The Parks Department has finally formalized rules for allowing pets off-leash in city parks, following a revision of the health code by the Health Dept. to allow free-roaming dogs and a decision from a judge ruling that off-leash dogs were okay. A press release from the Parks Department announcing the change in policy outlined the allowable hours and locations dogs could be unclipped to roam. It also outlines requirements for pet owners to keep their dogs in compliance with the new rules when the policy goes into effect 30 days from today.

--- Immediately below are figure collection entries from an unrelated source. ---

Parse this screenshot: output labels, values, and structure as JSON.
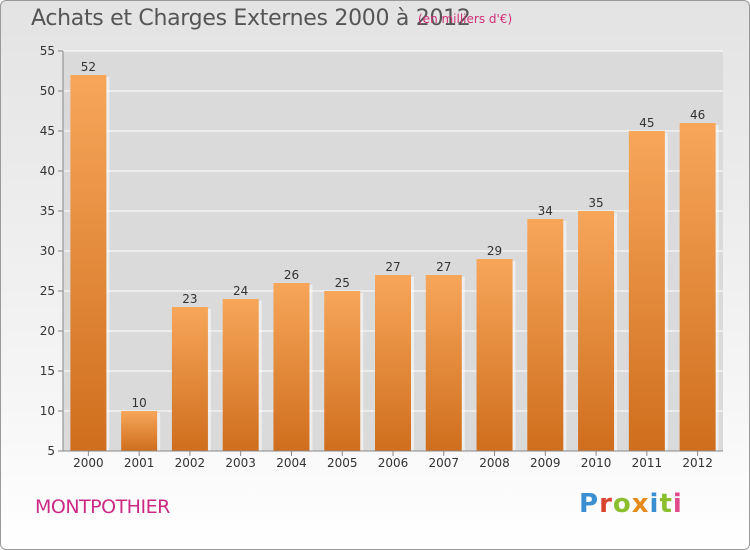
{
  "title": "Achats et Charges Externes 2000 à 2012",
  "subtitle": "(en milliers d'€)",
  "location": "MONTPOTHIER",
  "brand": {
    "text": "Proxiti",
    "letter_colors": [
      "#3a8fd1",
      "#d9442f",
      "#8bbf2e",
      "#e58b1c",
      "#3a8fd1",
      "#8bbf2e",
      "#e04a8a"
    ]
  },
  "chart_data": {
    "type": "bar",
    "title": "Achats et Charges Externes 2000 à 2012",
    "xlabel": "",
    "ylabel": "",
    "categories": [
      "2000",
      "2001",
      "2002",
      "2003",
      "2004",
      "2005",
      "2006",
      "2007",
      "2008",
      "2009",
      "2010",
      "2011",
      "2012"
    ],
    "values": [
      52,
      10,
      23,
      24,
      26,
      25,
      27,
      27,
      29,
      34,
      35,
      45,
      46
    ],
    "ylim": [
      5,
      55
    ],
    "yticks": [
      5,
      10,
      15,
      20,
      25,
      30,
      35,
      40,
      45,
      50,
      55
    ],
    "grid": true,
    "data_labels": true,
    "bar_color_top": "#f7a65a",
    "bar_color_bottom": "#cf6e1d",
    "grid_color": "#ffffff",
    "axis_color": "#888888"
  }
}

Today, the Parks Department announced a change in the rules concerning off-leash dogs in parks. Thirty days from now, the successful “courtesy hours” policy will officially become part of Parks’ rules and regulations. With proof of a current rabies vaccination and license information, owners can allow dogs to run off-leash in certain designated areas from the time the park opens until 9 a.m. and from 9 p.m. until the park closes...

...Beginning May 10, parks will be grouped into four designated categories: 1) No dogs allowed; 2) Dogs must be on-leash at all times; 3) Designated dog run; and 4) Designated off-leash area.

The amended rule will also require all dogs in parks to be licensed and that owners be able to show proof that they have been vaccinated against rabies, as required by New York State and City law.

Parks Commissioner Adrian Benepe said, "Through a public process, the Parks Department codified the successful, long-standing 'courtesy hours' policy for the benefit of all New Yorkers. We know that a tired dog is a good dog and for the last two decades, this policy has made parks safer and has allowed dog owners to exercise and socialize their pets.”

The full set of regulations can be found at the Parks Department site here, along with the list of designated areas where off-leash hours will be observed (for instances, ballfields, playgrounds, zoos, etc. are out).